In a statement released on Thursday, the scholars noted that internal conflicts can push “this important country” toward an “ambiguous and complicated fate and affect the entire region.”
The religious body advised conflicting parties “to stop fratricide,” adhere to the principle of dialogue, and avoid violence as the sole solution to the ongoing crisis in Egypt.
“The Egyptian-Egyptian conflicts have no other result but to make the sworn enemies of the Islamic Ummah happy, especially the Zionist regime [of Israel] which has been wounded by the wave of the Islamic Awakening," they added.
Egypt plunged into violence after the country’s powerful military ousted President Mohamed Morsi, suspended the constitution, and dissolved the parliament on July 3. The military overthrow followed days of mass protests against Morsi.
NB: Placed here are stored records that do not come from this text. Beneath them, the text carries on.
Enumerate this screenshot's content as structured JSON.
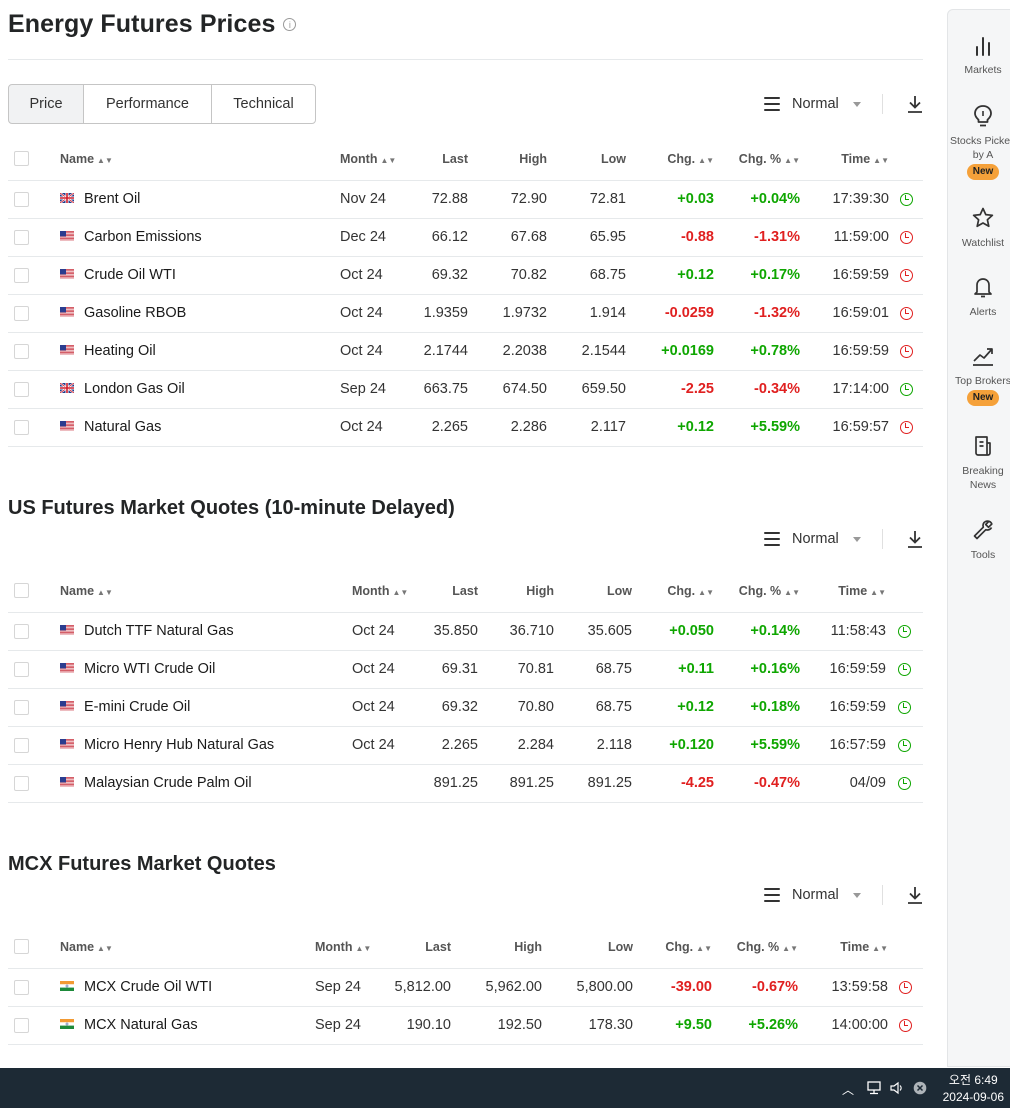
{
  "title": "Energy Futures Prices",
  "tabs": [
    "Price",
    "Performance",
    "Technical"
  ],
  "view_mode": "Normal",
  "columns_main": [
    "Name",
    "Month",
    "Last",
    "High",
    "Low",
    "Chg.",
    "Chg. %",
    "Time"
  ],
  "energy_rows": [
    {
      "flag": "uk",
      "name": "Brent Oil",
      "month": "Nov 24",
      "last": "72.88",
      "high": "72.90",
      "low": "72.81",
      "chg": "+0.03",
      "chg_pct": "+0.04%",
      "time": "17:39:30",
      "dir": "pos",
      "clock": "green"
    },
    {
      "flag": "us",
      "name": "Carbon Emissions",
      "month": "Dec 24",
      "last": "66.12",
      "high": "67.68",
      "low": "65.95",
      "chg": "-0.88",
      "chg_pct": "-1.31%",
      "time": "11:59:00",
      "dir": "neg",
      "clock": "red"
    },
    {
      "flag": "us",
      "name": "Crude Oil WTI",
      "month": "Oct 24",
      "last": "69.32",
      "high": "70.82",
      "low": "68.75",
      "chg": "+0.12",
      "chg_pct": "+0.17%",
      "time": "16:59:59",
      "dir": "pos",
      "clock": "red"
    },
    {
      "flag": "us",
      "name": "Gasoline RBOB",
      "month": "Oct 24",
      "last": "1.9359",
      "high": "1.9732",
      "low": "1.914",
      "chg": "-0.0259",
      "chg_pct": "-1.32%",
      "time": "16:59:01",
      "dir": "neg",
      "clock": "red"
    },
    {
      "flag": "us",
      "name": "Heating Oil",
      "month": "Oct 24",
      "last": "2.1744",
      "high": "2.2038",
      "low": "2.1544",
      "chg": "+0.0169",
      "chg_pct": "+0.78%",
      "time": "16:59:59",
      "dir": "pos",
      "clock": "red"
    },
    {
      "flag": "uk",
      "name": "London Gas Oil",
      "month": "Sep 24",
      "last": "663.75",
      "high": "674.50",
      "low": "659.50",
      "chg": "-2.25",
      "chg_pct": "-0.34%",
      "time": "17:14:00",
      "dir": "neg",
      "clock": "green"
    },
    {
      "flag": "us",
      "name": "Natural Gas",
      "month": "Oct 24",
      "last": "2.265",
      "high": "2.286",
      "low": "2.117",
      "chg": "+0.12",
      "chg_pct": "+5.59%",
      "time": "16:59:57",
      "dir": "pos",
      "clock": "red"
    }
  ],
  "us_title": "US Futures Market Quotes (10-minute Delayed)",
  "us_rows": [
    {
      "flag": "us",
      "name": "Dutch TTF Natural Gas",
      "month": "Oct 24",
      "last": "35.850",
      "high": "36.710",
      "low": "35.605",
      "chg": "+0.050",
      "chg_pct": "+0.14%",
      "time": "11:58:43",
      "dir": "pos",
      "clock": "green"
    },
    {
      "flag": "us",
      "name": "Micro WTI Crude Oil",
      "month": "Oct 24",
      "last": "69.31",
      "high": "70.81",
      "low": "68.75",
      "chg": "+0.11",
      "chg_pct": "+0.16%",
      "time": "16:59:59",
      "dir": "pos",
      "clock": "green"
    },
    {
      "flag": "us",
      "name": "E-mini Crude Oil",
      "month": "Oct 24",
      "last": "69.32",
      "high": "70.80",
      "low": "68.75",
      "chg": "+0.12",
      "chg_pct": "+0.18%",
      "time": "16:59:59",
      "dir": "pos",
      "clock": "green"
    },
    {
      "flag": "us",
      "name": "Micro Henry Hub Natural Gas",
      "month": "Oct 24",
      "last": "2.265",
      "high": "2.284",
      "low": "2.118",
      "chg": "+0.120",
      "chg_pct": "+5.59%",
      "time": "16:57:59",
      "dir": "pos",
      "clock": "green"
    },
    {
      "flag": "us",
      "name": "Malaysian Crude Palm Oil",
      "month": "",
      "last": "891.25",
      "high": "891.25",
      "low": "891.25",
      "chg": "-4.25",
      "chg_pct": "-0.47%",
      "time": "04/09",
      "dir": "neg",
      "clock": "green"
    }
  ],
  "mcx_title": "MCX Futures Market Quotes",
  "mcx_rows": [
    {
      "flag": "in",
      "name": "MCX Crude Oil WTI",
      "month": "Sep 24",
      "last": "5,812.00",
      "high": "5,962.00",
      "low": "5,800.00",
      "chg": "-39.00",
      "chg_pct": "-0.67%",
      "time": "13:59:58",
      "dir": "neg",
      "clock": "red"
    },
    {
      "flag": "in",
      "name": "MCX Natural Gas",
      "month": "Sep 24",
      "last": "190.10",
      "high": "192.50",
      "low": "178.30",
      "chg": "+9.50",
      "chg_pct": "+5.26%",
      "time": "14:00:00",
      "dir": "pos",
      "clock": "red"
    }
  ],
  "sidebar": {
    "markets": "Markets",
    "stocks_picked": "Stocks Picked by A",
    "new_badge": "New",
    "watchlist": "Watchlist",
    "alerts": "Alerts",
    "top_brokers": "Top Brokers",
    "breaking_news": "Breaking News",
    "tools": "Tools"
  },
  "taskbar": {
    "time": "오전 6:49",
    "date": "2024-09-06"
  },
  "colors": {
    "positive": "#0ea600",
    "negative": "#e02020",
    "badge": "#f5a13a",
    "taskbar": "#1d2a35"
  }
}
The army also declared chief justice of Egypt’s Supreme Constitutional Court, Adly Mansour, as interim president.
The Egyptian Muslim Brotherhood condemned the move as a military coup and called mass protests demanding the reinstatement of the deposed president.
On Wednesday, the Egyptian Prosecutor General ordered the arrest of Muslim Brotherhood leaders including the supreme leader of the group, Mohammed Badie, on charges of inciting violence.
Many people have been killed in violent clashes involving supporters and opponents of Morsi and security forces over the past few days, with more than 80 deaths reported on July 8 alone.